The National Human Rights Commission (NHRC), has raised the alarm over a myriad of challenges ranging from “intimidation and assassination” Nigerian journalists face despite being critical agents for the protection of democracy and development.
In a statement to mark the World Press Freedom Day on Tuesday, executive secretary of the NHRC, Tony Ojukwu, who described journalists as the oxygen of democracy, said “Nigerian journalists have fought very hard to achieve our democratic status and deserve a better deal unlike the current situation where many of them struggle with poor conditions of service.”
The Commission added that journalists in the country faced a lot of challenges which include censorship, intimidation, harassment and in some cases, assassinations, even though their constitutional duties are enshrined in the constitution.

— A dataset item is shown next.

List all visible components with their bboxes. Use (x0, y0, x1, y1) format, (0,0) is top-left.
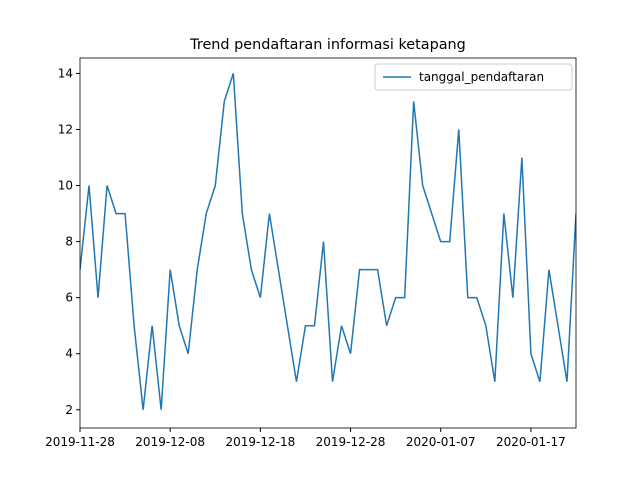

“Their constitutional duty is enshrined in Section 22 of the 1999 Constitution as amended which is inalienably, ‘to hold the government accountable to the people;’ this right distinguishes them as those who perform essential duty to the nation,” he stressed.
Ojukwu added that with Nigeria currently at crossroads, the press would be needed to ensure justice, equity and fairness to stabilise the country’s democracy.
“The press must defend democracy by its commitment to holding our governments accountable to the truth always no matter the difficulties of the times.
“This year’s theme, ‘Journalism under digital siege’, is apt as it seeks to bring to the fore, the impact of the digital era on the freedom of the press, the security of journalists and access to information and privacy,” he said.
Ojukwu further noted that it was an incontestable fact that the advent of the internet and boost in digital communication had benefited humanity in various ways, but stressed that it has also threatened people’s right to privacy as virtually nothing is hidden from the internet radar.